Pour l'exposition Barna 2020, nous avons fait le choix avec le curateur et les galeristes, Sofien Trabelsi et Ilyes Messaoudi, de présenter, entre autres, une grande partie du projet intitulé «Auca al Revès», spécifiquement conçu pour la «Nuit des musées» qui s’est tenue à Barcelone en mai 2021. Ce projet marque un tournant important dans mon parcours, car même s'il est né de la volonté de créer une possible mémoire collective de l'un des quartiers les plus emblématiques de Barcelone, le résultat final a généré des dialogues transversaux et universels.

auca

Votre imprégnation est-elle la même lorsque vous abordez des croquis, des dessins ou encore des fresques murales?

Je n'ai pas de règles ou de recettes lorsque j'aborde une série, un projet ou une œuvre quelconque. Au fur et à mesure de mes pérégrinations visuelles, je récupère des «morceaux de monde» que je photographie et garde en mémoire. Si je suis frappée par un élément, une scène ou une phrase, je l'enregistre ou je l'immortalise. Cela réapparaîtra toujours à un moment ou à un autre. J'évite généralement la monotonie et l'unité de langage. L'objectif tient à trouver la forme suffisamment juste pour faire résonner un concept complexe. L'étonnement, la surprise, l'étrangeté et la prise de distance font partie de ce processus de recherche, notamment à travers un aspect technique comme le collage ou les assemblages hétéroclites et les techniques mixtes.

art

Quelles sont les formes d’art et les artistes qui vous intéressent et vous inspirent?

Plus que les formes d'expression, je m'intéresse davantage à un propos et à une démarche. Je suis sensible aux intérieurs métaphysiques et aux paysages ouverts de Giorgio De Chirico, l'alchimie intime et universelle de Robert Rauschenberg, les finalités incertaines du souvenir chez William Kentridge, les départs constants de Nan Goldin, les mises en fiction potentielles de Mickaël Klieir, la justesse et la puissance des œuvres de Joan Miró, Louise Bourgeois, Anselm Kiefer, Juan Muñoz, Pieter Brueghel l'Ancien, Julien Prévieux, Robbie Cornelissen et Larissa Fassler. Sur le plan littéraire, je reste fascinée par les univers de David Toscana, Claude Confortès, Rachid Mimouni, Mario Vargas Llosa, Jacques Prévert, Eugène Ionesco, Milan Kundera, Raymond Queneau, Luis Sepúlveda et Kateb Yacine. Et si je devais choisir un film, ce serait Des oiseaux petits et gros de Pasolini.

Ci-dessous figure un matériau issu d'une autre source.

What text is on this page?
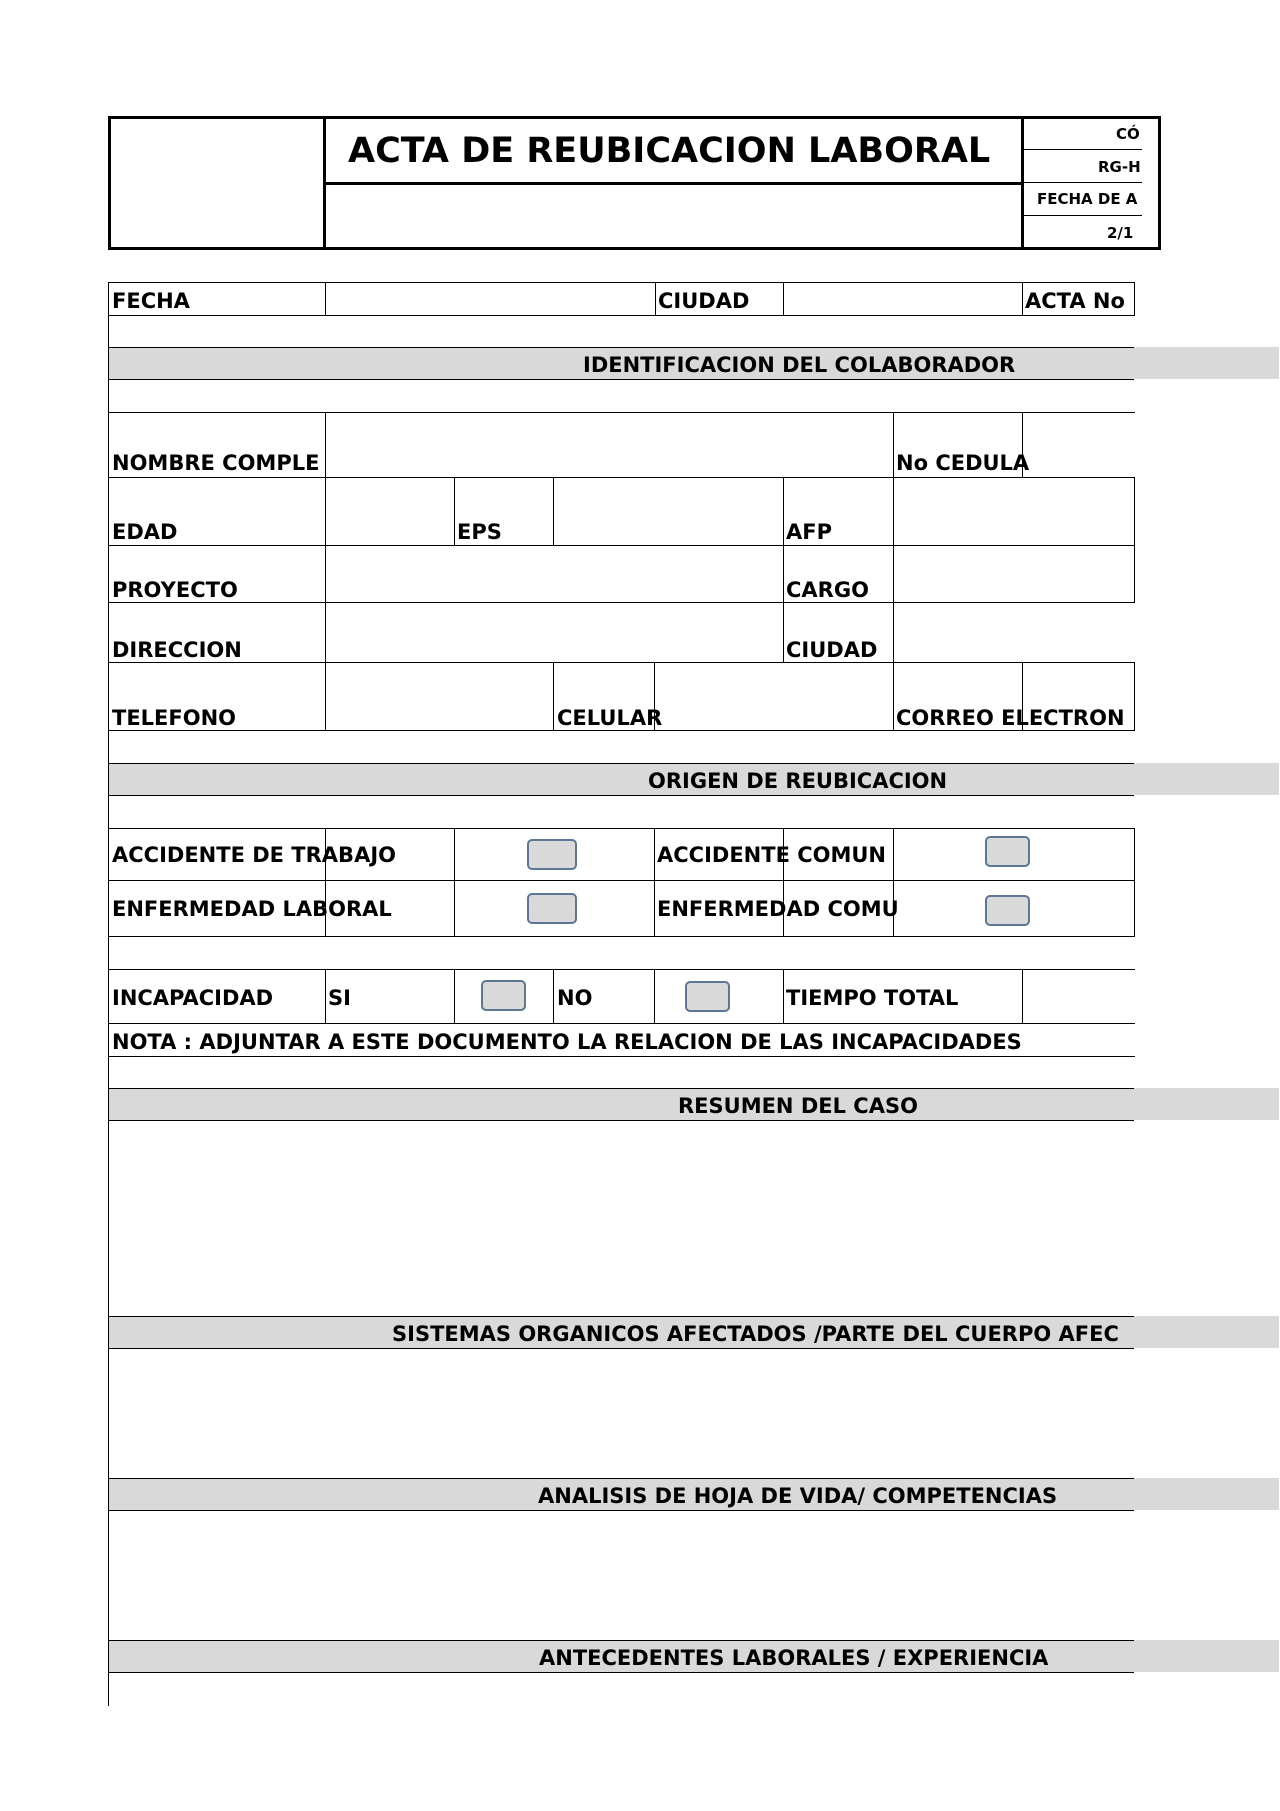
ACTA DE REUBICACION LABORAL	CÓ
RG-H
FECHA DE A
2/1
FECHA	CIUDAD	ACTA No
IDENTIFICACION DEL COLABORADOR
NOMBRE COMPLE	No CEDULA
EDAD	EPS	AFP
PROYECTO	CARGO
DIRECCION	CIUDAD
TELEFONO	CELULAR	CORREO ELECTRON
ORIGEN DE REUBICACION
ACCIDENTE DE TRABAJO	ACCIDENTE COMUN
ENFERMEDAD LABORAL	ENFERMEDAD COMU
INCAPACIDAD	SI	NO	TIEMPO TOTAL
NOTA : ADJUNTAR A ESTE DOCUMENTO LA RELACION DE LAS INCAPACIDADES
RESUMEN DEL CASO
SISTEMAS ORGANICOS AFECTADOS /PARTE DEL CUERPO AFEC
ANALISIS DE HOJA DE VIDA/ COMPETENCIAS
ANTECEDENTES LABORALES / EXPERIENCIA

Quel lien entretenez-vous avec l’Algérie, pays natal dont vous êtes diplômée de l’École des beaux-arts d’Alger?

J'ai des échanges constants avec mon pays, sur tous les plans et à tous les niveaux et je continue à y exposer régulièrement.

Quels illustres plasticiens et dessinateurs algériens vous inspirent?

Parmi les artistes que j'affectionne tout particulièrement, je citerai Massinissa Selmani, Nourreddine Ferroukhi, Souad Douibi, Yahia Abdelmalek et Slim, entre autres.

Avez-vous des projets entre Paris, Barcelone ou encore Alger?

J'ai des projets de résidences et d'expositions prévus dans le courant de l’année 2022, mais il est encore trop tôt pour en parler. Je me concentre pour le moment sur les nouvelles œuvres en devenir au cœur de mon nouvel atelier.